I do not intend to give a formal review of the season — that being a more daunting task than I feel up to right now — so I’ll first say that the show is excellent, and I recommend it to anybody with an interest in good drama and strong female characters.

What I noticed this season that set it apart from season one was how it treated its protagonist Piper Chapman: the everywoman character whose life is turned upside down by a prison sentence brought on by a past crime caught up with her. While the first season dealt heavily with her transition into prison life and the fallout with all that came with that, her role in season two was different. Although her own plotlines and changes in her life were still a narrative concern, I would not say that her story was ultimately what season two was about.
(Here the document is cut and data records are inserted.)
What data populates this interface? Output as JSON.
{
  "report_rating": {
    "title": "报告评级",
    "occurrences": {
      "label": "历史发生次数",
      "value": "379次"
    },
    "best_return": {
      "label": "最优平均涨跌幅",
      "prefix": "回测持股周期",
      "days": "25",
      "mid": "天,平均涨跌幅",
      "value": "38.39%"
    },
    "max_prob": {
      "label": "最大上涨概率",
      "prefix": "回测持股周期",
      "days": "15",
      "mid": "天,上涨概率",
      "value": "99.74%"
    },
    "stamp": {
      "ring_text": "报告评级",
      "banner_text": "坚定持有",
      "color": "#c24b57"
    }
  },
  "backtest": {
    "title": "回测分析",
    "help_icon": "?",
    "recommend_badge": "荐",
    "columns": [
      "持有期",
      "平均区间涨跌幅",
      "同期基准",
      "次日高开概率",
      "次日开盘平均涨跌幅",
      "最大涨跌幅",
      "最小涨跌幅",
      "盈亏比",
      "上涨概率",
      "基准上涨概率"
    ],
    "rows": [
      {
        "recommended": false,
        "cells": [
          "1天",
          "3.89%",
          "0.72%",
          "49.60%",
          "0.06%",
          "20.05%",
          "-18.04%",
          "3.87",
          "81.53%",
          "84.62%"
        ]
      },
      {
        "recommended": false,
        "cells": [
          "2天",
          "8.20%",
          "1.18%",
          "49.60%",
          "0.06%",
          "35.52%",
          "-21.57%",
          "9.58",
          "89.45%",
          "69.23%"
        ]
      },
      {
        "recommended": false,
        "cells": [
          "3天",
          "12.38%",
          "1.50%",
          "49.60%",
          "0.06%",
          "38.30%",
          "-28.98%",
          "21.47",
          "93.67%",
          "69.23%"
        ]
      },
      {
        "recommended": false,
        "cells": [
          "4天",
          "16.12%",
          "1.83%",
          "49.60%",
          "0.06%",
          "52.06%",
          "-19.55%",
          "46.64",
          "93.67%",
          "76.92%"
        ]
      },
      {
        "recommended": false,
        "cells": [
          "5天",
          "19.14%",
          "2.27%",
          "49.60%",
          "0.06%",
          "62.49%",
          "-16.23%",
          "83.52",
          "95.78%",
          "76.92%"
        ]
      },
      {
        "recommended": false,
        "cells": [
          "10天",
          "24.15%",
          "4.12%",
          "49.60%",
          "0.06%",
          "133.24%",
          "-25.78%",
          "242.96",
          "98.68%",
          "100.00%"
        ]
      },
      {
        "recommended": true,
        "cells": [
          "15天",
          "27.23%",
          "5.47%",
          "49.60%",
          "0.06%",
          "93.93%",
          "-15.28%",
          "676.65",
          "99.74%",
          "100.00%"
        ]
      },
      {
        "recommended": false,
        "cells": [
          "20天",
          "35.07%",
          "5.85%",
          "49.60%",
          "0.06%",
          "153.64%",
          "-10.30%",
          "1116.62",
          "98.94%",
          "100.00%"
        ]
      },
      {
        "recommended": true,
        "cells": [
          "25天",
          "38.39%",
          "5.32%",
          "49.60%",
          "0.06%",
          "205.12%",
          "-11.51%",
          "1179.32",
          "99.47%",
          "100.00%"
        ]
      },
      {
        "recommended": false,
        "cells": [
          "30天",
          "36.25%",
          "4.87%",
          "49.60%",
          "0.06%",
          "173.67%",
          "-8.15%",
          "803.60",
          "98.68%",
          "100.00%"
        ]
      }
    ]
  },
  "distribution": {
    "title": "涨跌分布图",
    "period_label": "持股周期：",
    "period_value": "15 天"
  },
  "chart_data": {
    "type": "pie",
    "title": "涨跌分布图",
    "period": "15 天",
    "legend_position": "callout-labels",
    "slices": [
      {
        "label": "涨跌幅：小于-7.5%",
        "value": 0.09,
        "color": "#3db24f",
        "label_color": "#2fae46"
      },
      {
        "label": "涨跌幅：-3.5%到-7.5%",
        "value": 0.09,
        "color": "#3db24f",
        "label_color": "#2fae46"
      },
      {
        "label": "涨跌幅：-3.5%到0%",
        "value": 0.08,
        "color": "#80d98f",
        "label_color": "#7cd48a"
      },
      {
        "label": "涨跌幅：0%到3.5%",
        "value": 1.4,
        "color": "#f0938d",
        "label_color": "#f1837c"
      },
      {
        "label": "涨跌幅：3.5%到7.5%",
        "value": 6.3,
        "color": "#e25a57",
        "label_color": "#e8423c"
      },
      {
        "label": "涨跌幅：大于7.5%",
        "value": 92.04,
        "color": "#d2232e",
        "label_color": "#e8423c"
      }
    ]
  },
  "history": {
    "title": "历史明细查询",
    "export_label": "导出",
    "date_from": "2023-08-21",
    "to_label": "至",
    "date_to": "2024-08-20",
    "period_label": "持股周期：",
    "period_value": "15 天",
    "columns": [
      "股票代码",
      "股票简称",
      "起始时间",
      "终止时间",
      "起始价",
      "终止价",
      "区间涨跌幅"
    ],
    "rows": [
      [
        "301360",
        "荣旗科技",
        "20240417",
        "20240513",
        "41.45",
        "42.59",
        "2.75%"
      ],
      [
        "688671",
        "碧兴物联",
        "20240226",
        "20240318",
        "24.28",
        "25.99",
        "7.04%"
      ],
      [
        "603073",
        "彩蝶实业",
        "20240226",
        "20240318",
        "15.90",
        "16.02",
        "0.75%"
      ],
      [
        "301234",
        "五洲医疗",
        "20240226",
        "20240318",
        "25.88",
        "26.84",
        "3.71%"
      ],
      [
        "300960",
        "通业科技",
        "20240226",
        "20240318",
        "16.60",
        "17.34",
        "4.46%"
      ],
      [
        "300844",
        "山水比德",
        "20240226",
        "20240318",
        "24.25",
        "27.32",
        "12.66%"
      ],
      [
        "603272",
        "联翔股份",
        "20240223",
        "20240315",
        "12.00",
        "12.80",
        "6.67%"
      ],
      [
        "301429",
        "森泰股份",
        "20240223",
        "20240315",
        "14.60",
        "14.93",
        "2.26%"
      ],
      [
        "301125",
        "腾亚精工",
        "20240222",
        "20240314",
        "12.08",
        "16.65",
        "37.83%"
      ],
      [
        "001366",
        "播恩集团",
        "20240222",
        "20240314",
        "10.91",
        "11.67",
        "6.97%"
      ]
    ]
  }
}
The primary antagonist of the season, around whom the most compelling conflict was focused, was Yvonne “Vee” Parker, whose machinations affected the daily lives of many of the inmates, but never really Chapman. This is what I found particularly interesting about this season — that the protagonist was almost completely disassociated with what was clearly the core narrative.

I have heard that the creators of the show intended to use Chapman’s story as a kind of Trojan horse to allow them to make a show that focuses just as much attention, if not more, on minority female characters. Not only do I think they have pulled this off quite effectively with the series — especially this season — but I particularly like how they went about executing it.

They did not simply shuffle Chapman and her story to the side, since they still gave a lot of focus on her through the prison administration corruption storyline, but rather they evolved her narrative into the outer frame of the whole show, creating what appears to me to be a subtle frame narrative.

For those who do not know, frame narrative is simply the presence of a story within another story. Famous examples in literature include Joseph Conrad’s Heart of Darkness and Mary Shelley’s Frankenstein.

While I do acknowledge the show also has plenty of subplots within that involve supporting characters as well, I feel the narrative has evolved into a frame narrative based on the importance of the separate plotlines involving Chapman and Vee. While one involves the series protagonist and the other does not, that does not establish one as more important than the other in the presentation of season two’s story. Instead we’ve got the story operating in a way just as the creator’s supposedly intended — Chapman’s continued incarceration and related storyline anchors the narrative to Litchfield Penitentiary, creating a frame through which the audience continues to follow the plotline surrounding Vee.

In this way the show continues to be very refreshing to me by presenting narrative in a very unique way, especially in how they have managed to create a frame that is almost invisible. Some may find the experience a little jarring, since we are used to our protagonists being engaged with large conflicts in some way, but I personally did not find the experience lacking in narrative payoff and satisfaction, leaving me all the more eager for season three.